BURNS, Ore. — There was no room at the inn last night after the Washington Examiner arrived and took the last spot. Normally at this cold and dreary time of the year, the manager of America’s Best Value Inn said she has vacancies aplenty. But for the last week or so it’s been booked solid.
Other hotels are similarly strained. The difference is journalists and possibly federal law enforcement. She estimated that at least 10 journalists were occupying rooms (and paying for them!), and news teams constantly come and go.
An NBC crew checked out as we were grabbing the continental breakfast. One of the departing team speculated that the government would wait to lower the boom on those occupying buildings at the Malheur National Wildlife Refuge until the journalists got bored and went home.
That may take awhile.
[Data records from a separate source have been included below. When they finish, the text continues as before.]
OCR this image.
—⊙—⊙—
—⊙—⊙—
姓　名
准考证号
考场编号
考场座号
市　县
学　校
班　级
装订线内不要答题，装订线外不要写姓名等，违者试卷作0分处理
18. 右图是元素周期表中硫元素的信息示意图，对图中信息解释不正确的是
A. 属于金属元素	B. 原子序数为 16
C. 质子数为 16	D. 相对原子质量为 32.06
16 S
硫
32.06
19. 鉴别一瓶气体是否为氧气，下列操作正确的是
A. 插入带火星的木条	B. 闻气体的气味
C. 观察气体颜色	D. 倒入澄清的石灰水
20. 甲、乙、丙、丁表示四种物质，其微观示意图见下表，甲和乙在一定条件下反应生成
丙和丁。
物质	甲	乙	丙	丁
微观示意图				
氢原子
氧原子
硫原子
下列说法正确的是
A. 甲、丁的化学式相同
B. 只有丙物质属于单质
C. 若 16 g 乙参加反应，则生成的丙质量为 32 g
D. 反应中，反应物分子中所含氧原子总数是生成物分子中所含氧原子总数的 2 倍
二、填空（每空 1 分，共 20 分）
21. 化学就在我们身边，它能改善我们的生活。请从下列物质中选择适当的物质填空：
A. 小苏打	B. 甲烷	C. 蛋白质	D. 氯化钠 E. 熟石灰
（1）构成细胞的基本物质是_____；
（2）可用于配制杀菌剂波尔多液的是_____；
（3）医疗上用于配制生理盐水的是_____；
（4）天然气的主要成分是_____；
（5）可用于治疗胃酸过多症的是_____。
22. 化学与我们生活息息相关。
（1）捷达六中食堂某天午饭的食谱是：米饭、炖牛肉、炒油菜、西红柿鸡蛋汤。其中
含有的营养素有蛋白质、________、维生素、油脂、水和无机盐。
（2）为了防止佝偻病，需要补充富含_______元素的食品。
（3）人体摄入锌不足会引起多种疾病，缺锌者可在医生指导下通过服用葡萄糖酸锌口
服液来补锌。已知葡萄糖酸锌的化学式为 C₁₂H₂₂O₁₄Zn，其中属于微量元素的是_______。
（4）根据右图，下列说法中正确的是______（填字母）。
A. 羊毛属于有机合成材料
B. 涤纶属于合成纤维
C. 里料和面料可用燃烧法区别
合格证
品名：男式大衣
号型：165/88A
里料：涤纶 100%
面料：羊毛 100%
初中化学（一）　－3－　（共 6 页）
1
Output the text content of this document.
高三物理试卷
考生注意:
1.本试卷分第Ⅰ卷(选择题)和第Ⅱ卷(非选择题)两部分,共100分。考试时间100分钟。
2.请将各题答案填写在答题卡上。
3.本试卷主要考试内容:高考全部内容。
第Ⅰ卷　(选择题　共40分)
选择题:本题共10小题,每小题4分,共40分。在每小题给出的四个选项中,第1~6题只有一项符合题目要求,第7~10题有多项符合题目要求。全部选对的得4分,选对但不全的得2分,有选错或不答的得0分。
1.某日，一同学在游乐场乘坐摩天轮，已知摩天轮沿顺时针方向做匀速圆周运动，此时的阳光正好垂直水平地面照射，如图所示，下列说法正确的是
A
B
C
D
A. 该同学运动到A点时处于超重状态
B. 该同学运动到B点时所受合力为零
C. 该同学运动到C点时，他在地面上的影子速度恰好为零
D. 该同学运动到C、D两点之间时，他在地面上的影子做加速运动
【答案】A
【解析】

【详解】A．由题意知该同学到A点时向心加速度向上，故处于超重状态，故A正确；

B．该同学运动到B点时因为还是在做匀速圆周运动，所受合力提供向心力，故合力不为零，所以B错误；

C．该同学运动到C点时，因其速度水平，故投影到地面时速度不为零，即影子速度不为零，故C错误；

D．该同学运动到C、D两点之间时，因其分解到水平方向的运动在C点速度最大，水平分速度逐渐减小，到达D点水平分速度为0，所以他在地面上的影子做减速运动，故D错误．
According to the booking site Expedia.com, demand for flights to the nearest commercial airport in Redmond, Ore., are likely to push up prices “18 percent in the next seven days.” The site further said that 57 people were looking for flights to this remote area of Oregon right this second and that 74 had already taken the plunge today.
Before heading on to the refuge, we stopped at Ye Olde Castle Family Restaurant and sat down, quite by happenstance, next to a journalist stringing for the New Yorker.
H.L. Mencken once said that if you chuck an “egg out a Pullman window … you will hit a fundamentalist anywhere in the United States.” Heave an egg out a window in Burns these days and you’ll hit a journalist — and give him some color to add to his copy.